2.4. Network regions of interest construction

The regions of interest (ROIs) reference canonical resting state network templates, which were provided by Stanford’s Functional Imaging in Neuropsychiatric Disorders (FIND) Laboratory.(Mason et al., 2007) The network ROI-nodes were constructed with reference to the independent components identified and labeled by their corresponding networks.
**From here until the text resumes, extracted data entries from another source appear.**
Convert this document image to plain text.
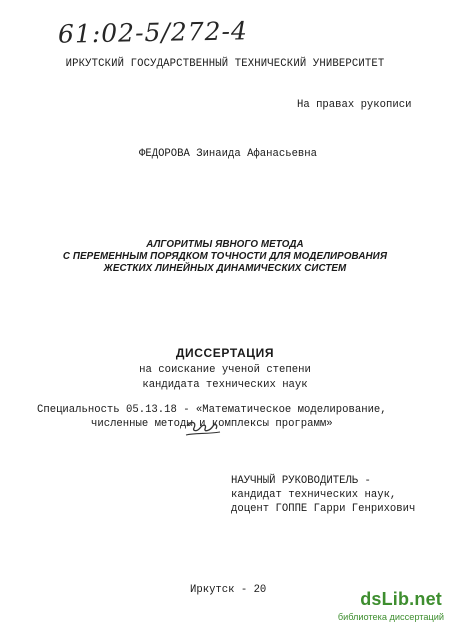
61:02-5/272-4
ИРКУТСКИЙ ГОСУДАРСТВЕННЫЙ ТЕХНИЧЕСКИЙ УНИВЕРСИТЕТ
На правах рукописи
ФЕДОРОВА Зинаида Афанасьевна
АЛГОРИТМЫ ЯВНОГО МЕТОДА
С ПЕРЕМЕННЫМ ПОРЯДКОМ ТОЧНОСТИ ДЛЯ МОДЕЛИРОВАНИЯ
ЖЕСТКИХ ЛИНЕЙНЫХ ДИНАМИЧЕСКИХ СИСТЕМ
ДИССЕРТАЦИЯ
на соискание ученой степени
кандидата технических наук
Специальность 05.13.18 - «Математическое моделирование,
численные методы и комплексы программ»
НАУЧНЫЙ РУКОВОДИТЕЛЬ -
кандидат технических наук,
доцент ГОППЕ Гарри Генрихович
Иркутск - 20	dsLib.net
библиотека диссертаций
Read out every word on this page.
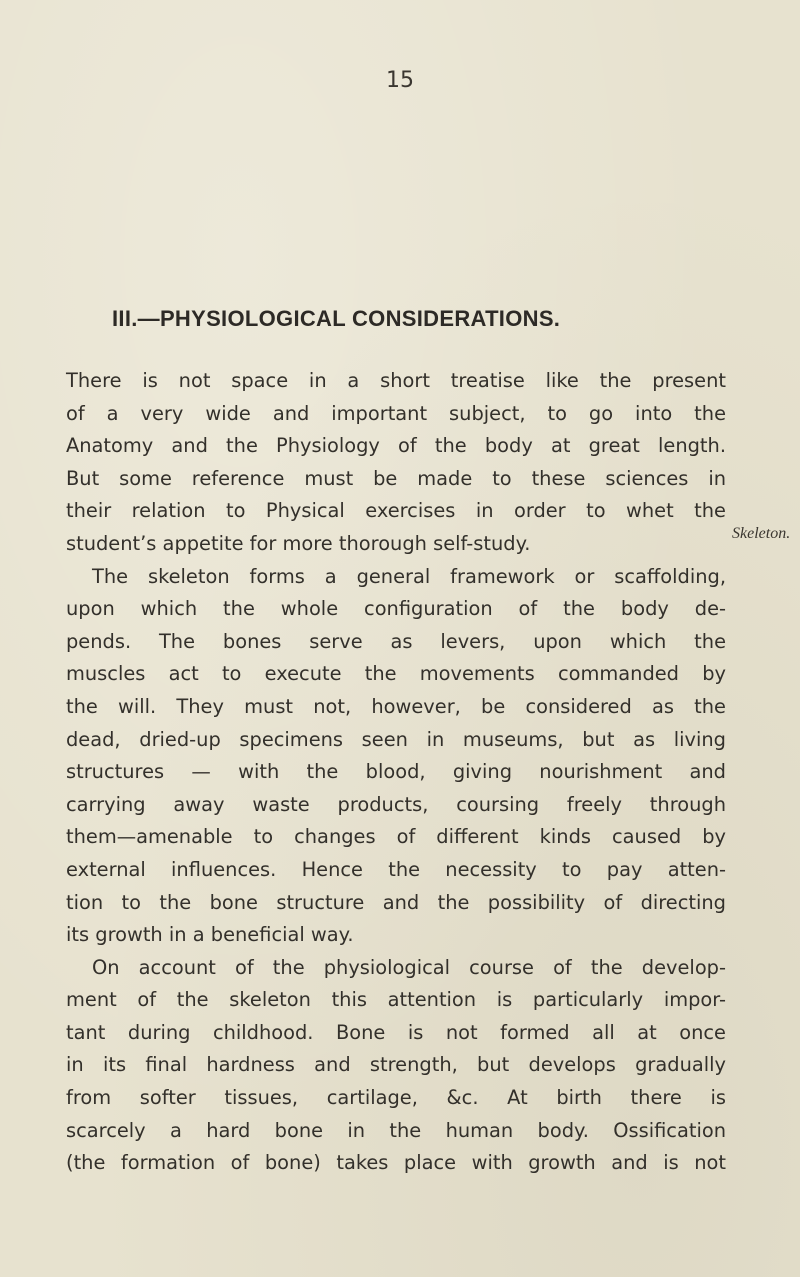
15
III.—PHYSIOLOGICAL CONSIDERATIONS.
There is not space in a short treatise like the present
of a very wide and important subject, to go into the
Anatomy and the Physiology of the body at great length.
But some reference must be made to these sciences in
their relation to Physical exercises in order to whet the
student’s appetite for more thorough self-study.
The skeleton forms a general framework or scaffolding,
upon which the whole configuration of the body de-
pends. The bones serve as levers, upon which the
muscles act to execute the movements commanded by
the will. They must not, however, be considered as the
dead, dried-up specimens seen in museums, but as living
structures — with the blood, giving nourishment and
carrying away waste products, coursing freely through
them—amenable to changes of different kinds caused by
external influences. Hence the necessity to pay atten-
tion to the bone structure and the possibility of directing
its growth in a beneficial way.
On account of the physiological course of the develop-
ment of the skeleton this attention is particularly impor-
tant during childhood. Bone is not formed all at once
in its final hardness and strength, but develops gradually
from softer tissues, cartilage, &c. At birth there is
scarcely a hard bone in the human body. Ossification
(the formation of bone) takes place with growth and is not
Skeleton.
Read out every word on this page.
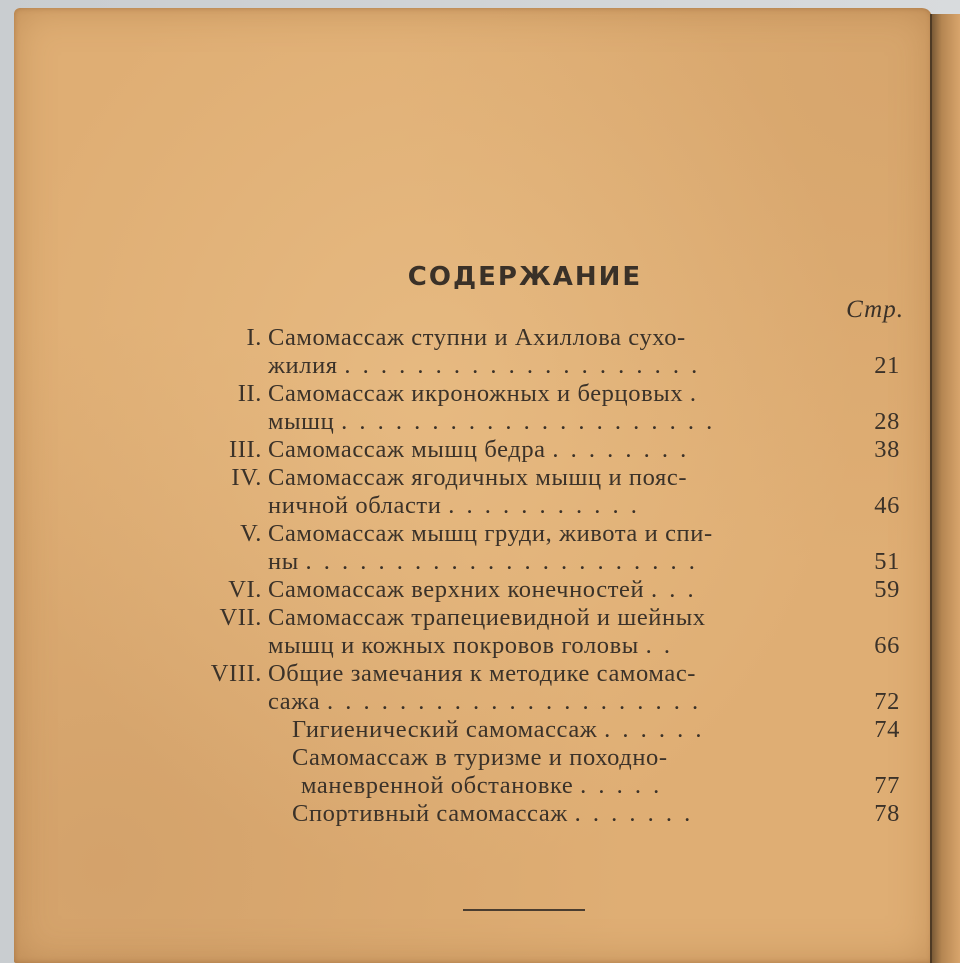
СОДЕРЖАНИЕ
Стр.
I. Самомассаж ступни и Ахиллова сухо-
жилия . . . . . . . . . . . . . . . . . . . .	21
II. Самомассаж икроножных и берцовых .
мышц . . . . . . . . . . . . . . . . . . . . .	28
III. Самомассаж мышц бедра . . . . . . . .	38
IV. Самомассаж ягодичных мышц и пояс-
ничной области . . . . . . . . . . .	46
V. Самомассаж мышц груди, живота и спи-
ны . . . . . . . . . . . . . . . . . . . . . .	51
VI. Самомассаж верхних конечностей . . .	59
VII. Самомассаж трапециевидной и шейных
мышц и кожных покровов головы . .	66
VIII. Общие замечания к методике самомас-
сажа . . . . . . . . . . . . . . . . . . . . .	72
Гигиенический самомассаж . . . . . .	74
Самомассаж в туризме и походно-
маневренной обстановке . . . . .	77
Спортивный самомассаж . . . . . . .	78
As shown in Fig. 1, a total of 31 ROI nodes that belong to the DMN (ROIs = 19) and the ECN (ROIs = 12) were retained for subsequent ROIwise analysis (for detailed MNI space information, see Supplementary Table S1).

Fig. 1.

Fig. 1

Schematic visualization of regions of interest in default mode network and executive control network [A. dorsal default mode network; B. ventral default mode network; C. left executive control network; D. right executive control network (Brain 0: medial frontal gyrus, Brain 1: left angular gyrus, Brain 2: right superior frontal gyrus, Brain 3: posterior cingulate, Brain 4: median cingulate and paracingulate gyri, Brain 5: right supramarginal gyrus, Brain 6: thalamus, Brain 7: left parahippocampagyruss, Brain 8: right parahippocampagyruss, Brain 9: left posterior cingulate, Brain 10: left superior frontal gyrus, Brain 11: left fusiform gyrus, Brain 12: left middle occipital gyrus, Brain 13: right posterior cingulate, Brain 14: superior parietal lobule, Brain 15: right superior frontal gyrus, Brain 16: right fusiform gyrus, Brain 17: right middle occipital gyrus, Brain 18: right cerebellar tonsil, Brain 19: left dorsolateral prefrontal cortex; Brain 20: left middle frontal gyrus, Brain 21: left inferior parietal lobule, Brain 22: middle temporal gyrus, Brain 23: cerebellum posterior lobe, Brain 24: left thalamus, Brain 25: right dorsolateral prefrontal cortex, Brain 26: right middle frontal gyrus, Brain 27: right inferior parietal lobule, Brain 28: right superior frontal gyrus, medial, Brain 29: left cerebellum posterior lobe, Brain 30: right thalamus)].

2.5. fMRI data analysis

The DPABI toolbox (https://rfmri.org/DPABI) was applied for the ROI-wise analysis. The time series was extracted from each ROI listed above (Fig. 1 and Supplement Table S1). Then, the FC matrix (31 × 31) was constructed by Pearson correlations with time series, and the results of correlation coefficients were Fisher transformed to Z values to increase normality.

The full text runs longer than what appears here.